BBC: Eingeständnisse nach Streikdrohung Sparprogramm. 33 Stellen wollte die BBC in Schottland und bei World Service Radio streichen und Entlassungen vornehmen, da drohte die JournalistInnen-Gewerkschaft NUJ (National Union of Journalists), im April zweimal 24 Stunden zu streiken. Auch wenn es um eine relativ kleine Zahl von Betroffenen ging, setzte sich die Gewerkschaft durch. Nach zähen Verhandlungen willigte die BBC in letzter Minute ein, für die betroffenen KollegInnen andere Lösungen innerhalb des Betriebes zu finden. Einen ersten Test der gewerkschaftlichen Kampfbereitschaft hat die BBC verloren, und das erst noch in Bereichen, die nicht allzu sehr im Mittelpunkt des öffentlichen Interesses stehen. Aber Probleme drohen dem Personal dennoch, denn die BBC will weiterhin sparen: Erst im März kündigte sie für die nächsten drei Jahre neue Kürzungen von rund 670 Mio. Franken an. Der seit Jahren fortschreitende Personalabbau ist bisher mit freiwilligen Abgängen bewältigt worden. Peter Miles
Gericht in Hamburg erlaubt verdeckte Kamera Missstände aufgedeckt. Eine Mitarbeiterin des ARD-Magazins „Panorama” hatte sich als Stellensuchende in einer Bäckerei ausgegeben. Mit dem verdeckt gedrehten Bewerbungsgespräch konnte „Panorama” belegen, dass die gesetzlichen Arbeitsstandards nicht eingehalten werden. Ein Gericht in Hamburg bejahte in ihrem Urteil das vorrangige Informationsinteresse der verdeckten Aufnahmen, wenn damit ein Problem von erheblichem öffentlichen Interesse dokumentiert werden kann. Auch das Politmagazin „Frontal 21” (ZDF) arbeitet mit der Methode der versteckten Kamera. Das Bundesgericht und die UBI haben das Schweizer Fernsehen in zwei Fällen wegen dem Einsatz der verdeckten Kamera gerügt. Gut möglich, dass das SF den Fall an den europäischen Gerichtshof in Strassburg weiterzieht.

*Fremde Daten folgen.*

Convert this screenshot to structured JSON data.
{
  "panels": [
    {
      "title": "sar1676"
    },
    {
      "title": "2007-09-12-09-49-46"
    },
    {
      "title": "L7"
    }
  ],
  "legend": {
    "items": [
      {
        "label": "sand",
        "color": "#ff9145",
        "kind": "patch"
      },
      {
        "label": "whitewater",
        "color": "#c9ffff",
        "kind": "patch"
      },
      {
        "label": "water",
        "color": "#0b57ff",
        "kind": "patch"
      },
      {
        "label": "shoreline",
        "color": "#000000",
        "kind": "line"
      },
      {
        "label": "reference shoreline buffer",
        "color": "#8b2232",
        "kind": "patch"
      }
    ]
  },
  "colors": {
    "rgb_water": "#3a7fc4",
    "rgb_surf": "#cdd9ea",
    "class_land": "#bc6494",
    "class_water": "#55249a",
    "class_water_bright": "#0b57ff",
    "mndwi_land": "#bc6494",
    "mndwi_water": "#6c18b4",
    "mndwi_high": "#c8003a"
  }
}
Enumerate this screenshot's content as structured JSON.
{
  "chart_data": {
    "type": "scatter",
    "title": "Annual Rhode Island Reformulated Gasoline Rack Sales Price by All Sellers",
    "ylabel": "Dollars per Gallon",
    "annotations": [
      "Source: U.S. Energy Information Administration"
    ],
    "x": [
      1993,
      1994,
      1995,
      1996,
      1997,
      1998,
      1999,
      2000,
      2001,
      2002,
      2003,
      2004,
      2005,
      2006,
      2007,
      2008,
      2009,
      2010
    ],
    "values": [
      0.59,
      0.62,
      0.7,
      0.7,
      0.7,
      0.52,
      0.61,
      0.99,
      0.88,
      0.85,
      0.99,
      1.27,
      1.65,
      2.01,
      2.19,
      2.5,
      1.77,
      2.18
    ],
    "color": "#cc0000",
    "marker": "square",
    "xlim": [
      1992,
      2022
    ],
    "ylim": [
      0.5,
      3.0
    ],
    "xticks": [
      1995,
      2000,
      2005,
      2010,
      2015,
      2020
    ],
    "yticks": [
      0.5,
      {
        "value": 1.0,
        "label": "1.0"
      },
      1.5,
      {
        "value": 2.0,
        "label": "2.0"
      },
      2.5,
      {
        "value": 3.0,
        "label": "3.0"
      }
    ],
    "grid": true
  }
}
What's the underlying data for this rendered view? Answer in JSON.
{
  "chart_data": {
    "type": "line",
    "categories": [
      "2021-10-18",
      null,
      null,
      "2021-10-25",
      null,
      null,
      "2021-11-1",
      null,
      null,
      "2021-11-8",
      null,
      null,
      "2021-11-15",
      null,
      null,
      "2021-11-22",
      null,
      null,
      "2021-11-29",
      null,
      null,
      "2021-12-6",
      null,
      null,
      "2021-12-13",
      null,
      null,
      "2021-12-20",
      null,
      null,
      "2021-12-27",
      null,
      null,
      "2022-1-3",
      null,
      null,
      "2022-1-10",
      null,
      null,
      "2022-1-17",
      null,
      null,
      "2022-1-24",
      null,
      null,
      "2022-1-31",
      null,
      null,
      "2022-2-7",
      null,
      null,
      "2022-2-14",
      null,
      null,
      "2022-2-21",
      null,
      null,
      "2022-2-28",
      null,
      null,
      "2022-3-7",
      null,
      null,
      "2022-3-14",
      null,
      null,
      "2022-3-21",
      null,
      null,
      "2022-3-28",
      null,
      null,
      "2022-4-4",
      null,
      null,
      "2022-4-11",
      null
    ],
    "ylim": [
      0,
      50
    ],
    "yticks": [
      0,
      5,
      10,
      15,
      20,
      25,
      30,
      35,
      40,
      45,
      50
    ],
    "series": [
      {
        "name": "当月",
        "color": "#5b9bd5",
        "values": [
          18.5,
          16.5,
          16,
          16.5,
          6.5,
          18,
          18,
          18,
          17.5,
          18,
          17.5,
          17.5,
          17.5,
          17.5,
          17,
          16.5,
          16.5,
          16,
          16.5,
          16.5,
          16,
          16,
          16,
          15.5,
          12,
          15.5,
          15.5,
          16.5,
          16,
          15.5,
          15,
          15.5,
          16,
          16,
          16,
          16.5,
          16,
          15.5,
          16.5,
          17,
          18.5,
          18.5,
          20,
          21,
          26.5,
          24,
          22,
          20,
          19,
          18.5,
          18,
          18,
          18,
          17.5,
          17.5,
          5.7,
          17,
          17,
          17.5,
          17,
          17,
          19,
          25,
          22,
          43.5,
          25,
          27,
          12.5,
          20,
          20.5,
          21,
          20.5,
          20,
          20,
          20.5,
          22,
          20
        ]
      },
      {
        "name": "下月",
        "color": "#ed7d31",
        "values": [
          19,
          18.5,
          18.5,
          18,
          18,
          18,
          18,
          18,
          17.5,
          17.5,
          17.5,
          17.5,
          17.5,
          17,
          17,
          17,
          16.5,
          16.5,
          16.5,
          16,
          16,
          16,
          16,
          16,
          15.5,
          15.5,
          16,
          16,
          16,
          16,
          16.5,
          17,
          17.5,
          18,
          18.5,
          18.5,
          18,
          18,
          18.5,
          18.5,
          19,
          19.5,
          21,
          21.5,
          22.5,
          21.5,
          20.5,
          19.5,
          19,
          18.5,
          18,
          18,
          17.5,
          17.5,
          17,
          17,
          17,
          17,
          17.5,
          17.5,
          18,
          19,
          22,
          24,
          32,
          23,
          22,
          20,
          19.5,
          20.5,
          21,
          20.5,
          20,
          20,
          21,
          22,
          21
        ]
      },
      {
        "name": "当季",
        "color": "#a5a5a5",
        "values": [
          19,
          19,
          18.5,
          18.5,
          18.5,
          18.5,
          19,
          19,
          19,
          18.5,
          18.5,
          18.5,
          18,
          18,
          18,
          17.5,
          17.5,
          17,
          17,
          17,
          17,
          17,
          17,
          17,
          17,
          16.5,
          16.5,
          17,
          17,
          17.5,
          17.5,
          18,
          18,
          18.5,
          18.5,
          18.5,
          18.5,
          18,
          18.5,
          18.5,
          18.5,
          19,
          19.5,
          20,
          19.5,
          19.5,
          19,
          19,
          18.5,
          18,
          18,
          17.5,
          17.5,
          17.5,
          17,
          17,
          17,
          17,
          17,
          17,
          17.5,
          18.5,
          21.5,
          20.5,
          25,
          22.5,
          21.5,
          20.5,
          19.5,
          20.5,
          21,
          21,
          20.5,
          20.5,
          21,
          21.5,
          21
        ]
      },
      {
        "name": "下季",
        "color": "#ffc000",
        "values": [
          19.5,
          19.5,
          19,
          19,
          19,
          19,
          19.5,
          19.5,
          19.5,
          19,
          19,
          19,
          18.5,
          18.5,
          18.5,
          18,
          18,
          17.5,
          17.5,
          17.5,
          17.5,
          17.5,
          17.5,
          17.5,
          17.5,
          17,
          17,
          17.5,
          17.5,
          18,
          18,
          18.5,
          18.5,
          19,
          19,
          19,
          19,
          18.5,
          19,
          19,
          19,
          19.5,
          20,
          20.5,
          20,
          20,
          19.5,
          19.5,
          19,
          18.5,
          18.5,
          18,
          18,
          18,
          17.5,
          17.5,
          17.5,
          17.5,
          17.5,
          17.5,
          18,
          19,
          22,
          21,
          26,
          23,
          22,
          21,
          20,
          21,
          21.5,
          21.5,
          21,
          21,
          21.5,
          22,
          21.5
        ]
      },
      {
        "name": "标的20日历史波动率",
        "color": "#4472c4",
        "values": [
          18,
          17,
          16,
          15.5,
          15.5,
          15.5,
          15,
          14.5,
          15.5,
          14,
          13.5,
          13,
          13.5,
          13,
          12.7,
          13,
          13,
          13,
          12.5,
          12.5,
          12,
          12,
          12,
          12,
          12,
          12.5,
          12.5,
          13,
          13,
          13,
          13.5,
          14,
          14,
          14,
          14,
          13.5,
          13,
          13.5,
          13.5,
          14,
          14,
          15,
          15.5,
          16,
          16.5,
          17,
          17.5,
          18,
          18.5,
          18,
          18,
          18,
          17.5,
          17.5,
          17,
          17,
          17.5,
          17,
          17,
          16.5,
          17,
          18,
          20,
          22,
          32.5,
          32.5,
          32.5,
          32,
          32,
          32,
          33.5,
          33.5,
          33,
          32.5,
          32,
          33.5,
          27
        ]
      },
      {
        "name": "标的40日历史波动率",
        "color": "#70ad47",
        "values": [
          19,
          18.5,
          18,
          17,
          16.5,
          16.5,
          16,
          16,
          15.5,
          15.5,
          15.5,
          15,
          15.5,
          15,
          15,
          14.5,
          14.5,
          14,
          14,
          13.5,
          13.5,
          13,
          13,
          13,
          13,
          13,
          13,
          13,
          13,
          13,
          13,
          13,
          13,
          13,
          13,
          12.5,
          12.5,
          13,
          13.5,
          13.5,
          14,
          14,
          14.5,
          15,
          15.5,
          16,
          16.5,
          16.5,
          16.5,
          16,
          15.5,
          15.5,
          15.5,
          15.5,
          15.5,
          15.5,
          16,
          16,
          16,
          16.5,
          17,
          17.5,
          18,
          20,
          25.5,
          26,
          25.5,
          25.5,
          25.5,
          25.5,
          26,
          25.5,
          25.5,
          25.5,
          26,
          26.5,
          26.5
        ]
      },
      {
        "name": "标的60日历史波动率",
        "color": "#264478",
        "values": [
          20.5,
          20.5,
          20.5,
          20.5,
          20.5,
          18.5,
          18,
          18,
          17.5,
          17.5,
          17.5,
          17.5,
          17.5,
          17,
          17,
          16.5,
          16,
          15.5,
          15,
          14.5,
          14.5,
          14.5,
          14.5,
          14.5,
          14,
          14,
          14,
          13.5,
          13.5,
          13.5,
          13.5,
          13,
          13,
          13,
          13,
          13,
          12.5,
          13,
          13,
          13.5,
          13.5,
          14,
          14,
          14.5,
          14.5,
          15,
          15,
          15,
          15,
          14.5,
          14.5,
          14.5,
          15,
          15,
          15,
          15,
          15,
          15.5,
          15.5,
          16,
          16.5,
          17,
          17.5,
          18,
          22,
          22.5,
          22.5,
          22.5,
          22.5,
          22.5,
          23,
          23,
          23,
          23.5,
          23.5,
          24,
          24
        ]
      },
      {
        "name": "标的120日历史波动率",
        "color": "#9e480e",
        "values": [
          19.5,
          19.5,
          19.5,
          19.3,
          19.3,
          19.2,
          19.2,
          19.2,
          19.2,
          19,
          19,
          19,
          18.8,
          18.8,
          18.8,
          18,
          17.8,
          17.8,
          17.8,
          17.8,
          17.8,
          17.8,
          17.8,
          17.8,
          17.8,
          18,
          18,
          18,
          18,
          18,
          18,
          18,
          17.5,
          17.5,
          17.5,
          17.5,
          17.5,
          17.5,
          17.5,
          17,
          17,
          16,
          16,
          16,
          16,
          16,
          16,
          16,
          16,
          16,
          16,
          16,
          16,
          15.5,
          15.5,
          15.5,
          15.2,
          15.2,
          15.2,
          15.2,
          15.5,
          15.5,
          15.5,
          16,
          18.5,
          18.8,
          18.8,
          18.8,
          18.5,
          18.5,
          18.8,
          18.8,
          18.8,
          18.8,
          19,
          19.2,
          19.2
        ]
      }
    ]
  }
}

TeleBärn: Erfolg fürs Personal Mehr Lohn. Nachdem TeleBärn (Espace Media Groupe) ins Unternehmen von Tamedia integriert worden ist, hat die Belegschaft der neuen Besitzerin gleich eine Reihe von Forderungen präsentiert. Anlass waren Salärunterschiede zwischen TeleBärn und TeleZüri – beides nun Sender von Tamedia. Das von den MitarbeiterInnen gewählte Komitee des Regionalfernsehens listete 13 Punkte zur Verbesserung der Arbeitsbedingungen auf. Unter Beizug des SSM fanden Verhandlungen statt. Resultat: TeleBärn erhält eine Personalkommission, ein verbindliches Ausbildungskonzept, eine Abgeltung der Pikettdienste sowie eine Spesenregelung für VJ’s. Zudem wird die Lohnsumme um 5,3 Prozent erhöht. Auch Tamedia stellte fest, dass die Löhne bei TeleBärn unter dem branchenüblichen Ansatz lagen.